Mettre le tarama au frais, réchauffer le coq au vin, à feux doux, d'accord… ouvrir les bouteilles, dresser une table de fortune, redescendre dare-dare chez l'arabe chercher des serviettes en papier et une bouteille de Badoit, préparer la cafetière, prendre une douche, se parfumer (Eau Sauvage), se curer les oreilles, trouver une chemise pas trop froissée, baisser l'halogène, débrancher le téléphone, mettre de la musique (l'album Pirates de Rickie Lee Jones, tout est possible là-dessus…) (mais pas trop fort), arranger le plaid, allumer les bougies (tiens tiens…), inspirer, souffler, ne plus se regarder dans la glace.
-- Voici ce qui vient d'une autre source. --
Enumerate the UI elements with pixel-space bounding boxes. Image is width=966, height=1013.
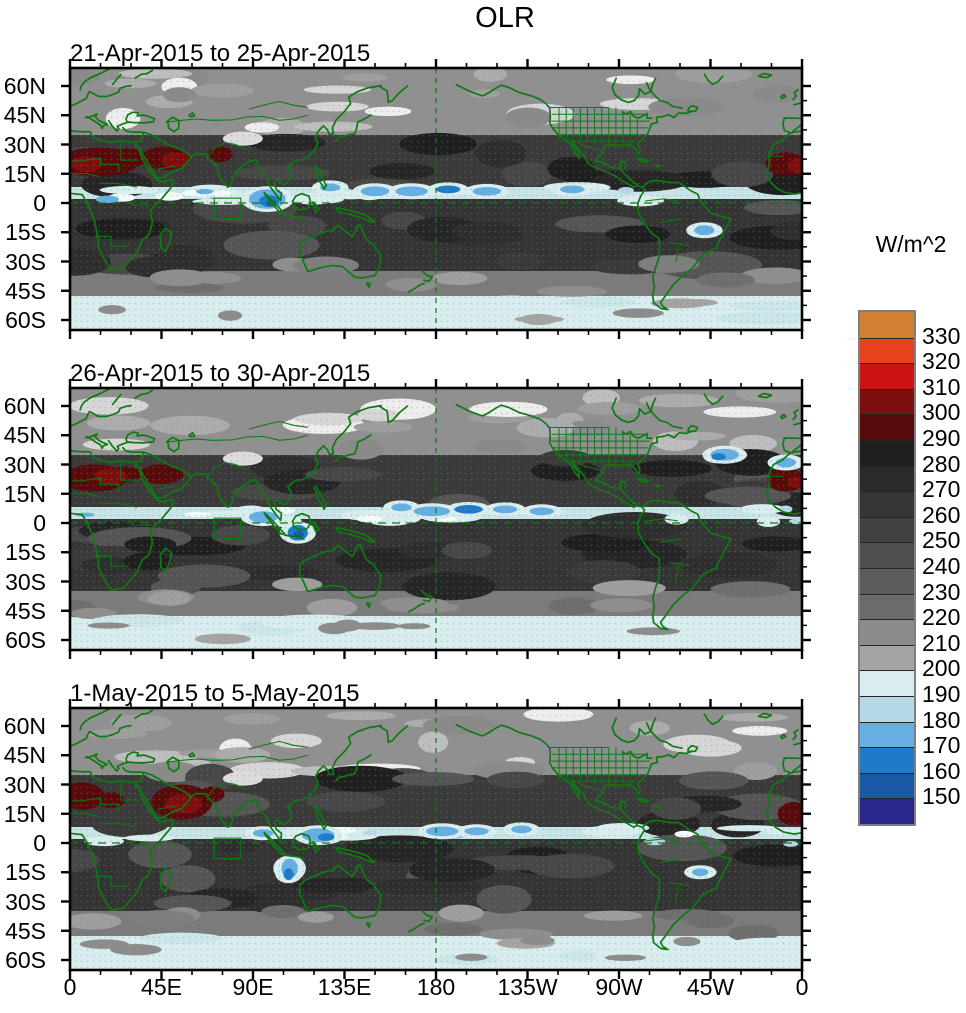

Et les préservatifs? (Dans le tiroir de la table de nuit, est-ce que ça fait pas trop près et dans la salle de bains, est-ce que ça fait pas trop loin?…)

Dring, dring.

Peut-on décemment dire que j'ai la situation bien en main?

Sarah Briot est entrée chez moi. Belle comme le jour.

Plus tard dans la soirée alors que nous avions bien ri, bien dîné et laissé s'installer quelques silences rêveurs, il était clair que Sarah Briot passerait la nuit dans mes bras.

Seulement j'ai toujours eu du mal à prendre certaines décisions et pourtant, c'était vraiment le moment de poser mon verre et de tenter quelque chose.

Comme si la femme de Roger Rabbit était assise tout près de vous et que vous pensiez à votre plan d'épargne-logement…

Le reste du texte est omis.